- Use the smallest data type necessary to implement the required functionality. I have worked on several systems which used NUMERIC or FLOAT data types even though not a single row contained digits to the right of the decimal point. An easy way to optimize such systems is to simply change the data type from NUMERIC to INTEGER.
- Ensure that each column has a descriptive name; doing so makes database more self-documenting and easy to understand for those who didn’t develop it. Do not call columns “column 2,” “ID” or similar names. If you must abbreviate column names be sure to create a data dictionary denoting what data element each column is supposed to store.
- Many tables have “natural” keys; these are columns that have a business meaning, such as customer or account name. Although natural keys are immediately identifiable by business users, they aren’t always unique and they tend to change over time. Consider adding “surrogate” keys – columns that have no business meaning but can uniquely identify each row. Identity columns are a great example of surrogate keys.
While you could use a combination of natural keys to uniquely identify a record, joining tables on multiple columns will normally be slower than joining the same tables based on a single column with a small data type (such as INTEGER). If you do use surrogate keys be sure that their name includes the table / entity name. For example, do not add a column called “ID” to each table. Instead use “customer_id”, “supplier_id”, “store_id” and so forth.
- Each table allows up to 1,024 columns, but normally you don’t need nearly as many columns. For transactional systems ensure the data model is highly normalized; this means the same data element (customer address, customer phone number, product description, etc) should not be repeated in multiple tables. For reporting systems you can allow some redundancy, but only if thorough testing confirms that redundant columns improve query performance.
- If possible and appropriate, use fixed-length as opposed to variable-length data types. For example, if you know product code will always be limited to 50 characters use CHAR(50) as opposed to VARCHAR(50). Variable length columns impose an overhead that isn’t always necessary.

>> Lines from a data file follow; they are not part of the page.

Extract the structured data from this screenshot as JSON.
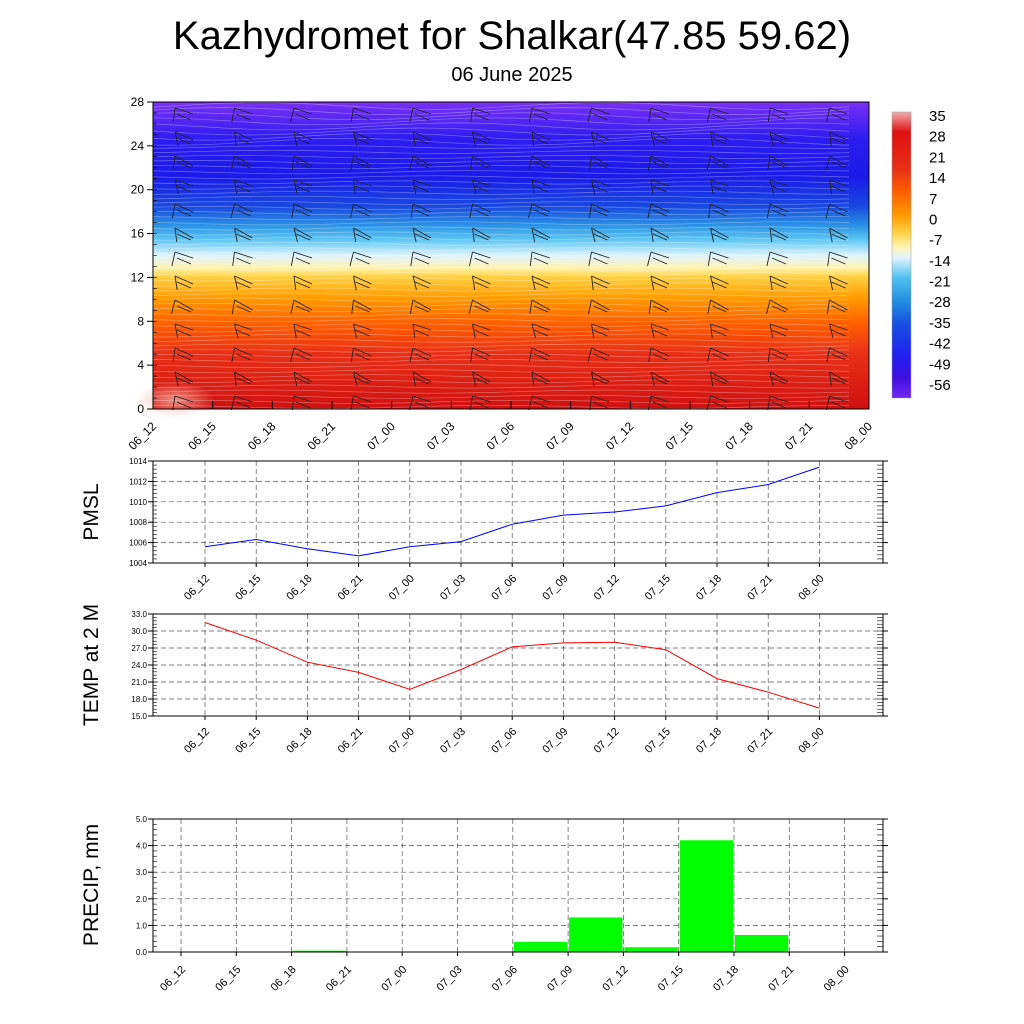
{
  "header": {
    "title": "Kazhydromet for Shalkar(47.85 59.62)",
    "subtitle": "06 June 2025"
  },
  "chart_data": [
    {
      "type": "heatmap",
      "title": "",
      "xlabel": "",
      "ylabel": "",
      "x_ticks": [
        "06_12",
        "06_15",
        "06_18",
        "06_21",
        "07_00",
        "07_03",
        "07_06",
        "07_09",
        "07_12",
        "07_15",
        "07_18",
        "07_21",
        "08_00"
      ],
      "y_ticks": [
        0,
        4,
        8,
        12,
        16,
        20,
        24,
        28
      ],
      "ylim": [
        0,
        28
      ],
      "colorbar": {
        "labels": [
          35,
          28,
          21,
          14,
          7,
          0,
          -7,
          -14,
          -21,
          -28,
          -35,
          -42,
          -49,
          -56
        ],
        "colors": [
          "#ee9090",
          "#dd1010",
          "#e83018",
          "#ff6000",
          "#ff9000",
          "#ffc030",
          "#fff0a0",
          "#e0f4ff",
          "#50c0f0",
          "#2090e0",
          "#1850e0",
          "#2020f0",
          "#4010e0",
          "#7028f0"
        ]
      },
      "field": "temperature profile: ~30 at level 0 decreasing to about -14 near level 13, about -50 at 18-24, about -56 at 28",
      "wind_barbs": true
    },
    {
      "type": "line",
      "ylabel": "PMSL",
      "categories": [
        "06_12",
        "06_15",
        "06_18",
        "06_21",
        "07_00",
        "07_03",
        "07_06",
        "07_09",
        "07_12",
        "07_15",
        "07_18",
        "07_21",
        "08_00"
      ],
      "values": [
        1005.6,
        1006.3,
        1005.4,
        1004.7,
        1005.6,
        1006.1,
        1007.8,
        1008.7,
        1009.0,
        1009.6,
        1010.9,
        1011.7,
        1013.4
      ],
      "ylim": [
        1004,
        1014
      ],
      "yticks": [
        "1004",
        "1006",
        "1008",
        "1010",
        "1012",
        "1014"
      ],
      "color": "#0000ff",
      "grid": true
    },
    {
      "type": "line",
      "ylabel": "TEMP at 2 M",
      "categories": [
        "06_12",
        "06_15",
        "06_18",
        "06_21",
        "07_00",
        "07_03",
        "07_06",
        "07_09",
        "07_12",
        "07_15",
        "07_18",
        "07_21",
        "08_00"
      ],
      "values": [
        31.5,
        28.4,
        24.5,
        22.7,
        19.7,
        23.2,
        27.2,
        27.9,
        28.0,
        26.7,
        21.6,
        19.2,
        16.4
      ],
      "ylim": [
        15,
        33
      ],
      "yticks": [
        "15.0",
        "18.0",
        "21.0",
        "24.0",
        "27.0",
        "30.0",
        "33.0"
      ],
      "color": "#ff0000",
      "grid": true
    },
    {
      "type": "bar",
      "ylabel": "PRECIP, mm",
      "categories": [
        "06_12",
        "06_15",
        "06_18",
        "06_21",
        "07_00",
        "07_03",
        "07_06",
        "07_09",
        "07_12",
        "07_15",
        "07_18",
        "07_21",
        "08_00"
      ],
      "values": [
        0,
        0,
        0,
        0.05,
        0,
        0,
        0,
        0.38,
        1.3,
        0.18,
        4.2,
        0.64,
        0
      ],
      "ylim": [
        0,
        5
      ],
      "yticks": [
        "0.0",
        "1.0",
        "2.0",
        "3.0",
        "4.0",
        "5.0"
      ],
      "color": "#00ff00",
      "grid": true
    }
  ]
}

- Use UNICODE data types (NCHAR, NVARCHAR, NTEXT) only when necessary. If your database will only contain European characters, then you shouldn’t have to use UNICODE data types. Realize that UNICODE data types use twice-as-much storage as their non-UNICODE counterparts.
- Be sure to specify appropriate collation for your string columns. If you don’t specify the collation, SQL Server will use the collation defined at the database level. Collation determines the character set and sort order supported by the column. If the correct collation isn’t specified, you could see unexpected results when retrieving string data.
- Attempt to configure column null-ability correctly. If the column should always have a value, then configure it as NOT NULL. Using default constraints is more efficient than having columns allowing NULL values. A NULL value isn’t equal to anything else – empty string, zero or even other NULL values. A NULL denotes that the value is unknown. With a character column, you can often use a default value of “unknown” as opposed to allowing NULL values.
- Use large variable length data types sparingly. Variable length columns are normally stored on the same data pages as the rest of the record. However, if the combined size of the variable-length columns exceeds 8,000 characters, they’re stored on row-overflow data pages, which imposes additional overhead during data retrieval.
- Avoid using TEXT, NTEXT and IMAGE data types for any newly created table columns. These data types are deprecated and might not be available in future versions of SQL Server. Use VARCHAR(MAX), NVARCHAR(MAX) and VARBINARY(MAX) data types instead.
- If you must implement multiple large columns, such as VARCHAR(MAX) or VARCHAR(4000) for example, consider splitting your table in two or more tables with fewer columns. This technique is sometimes called vertical partitioning. These tables will have one-to-one relationships among them and each will have a common primary key column.
- You cannot use columns with large variable length data types, such as VARBINARY(MAX), NVARCHAR(MAX) or VARCHAR(MAX) for clustered or non-clustered index keys. However, consider adding such columns as included columns to your non-clustered indexes. Doing so can help you have more “covered” queries, which can be resolved by seeking through the index as opposed to scanning the table. The included columns are not counted towards the 900 byte limit for index keys.They are also not counted towards the 16 column limit of index keys.
- The TIMESTAMP data type is a misnomer because it doesn’t track date or time values. Rather SQL Server uses a column with this data type to track the sequence of data modifications. Instead of checking each column within the table you can simply examine the values of the TIMESTAMP column to determine whether any column values have been modified.
- Consider using BIT data type columns for Boolean values, as opposed to storing “TRUE / FALSE”, “yes/no” or other character strings. SQL Server can store up to 8 columns with BIT data type in a single byte. One scenario where this could be handy is when you’re using “soft deletes.” Instead of physically removing a record from a table, you simply tag it as deleted, by flipping the bit value of the “deleted” column to 1.
Keep these pointers in mind when creating and maintaining SQL Server tables. Although creating tables might seem like a trivial exercise, database architects should carefully weigh the consequences of each option when building large scale systems.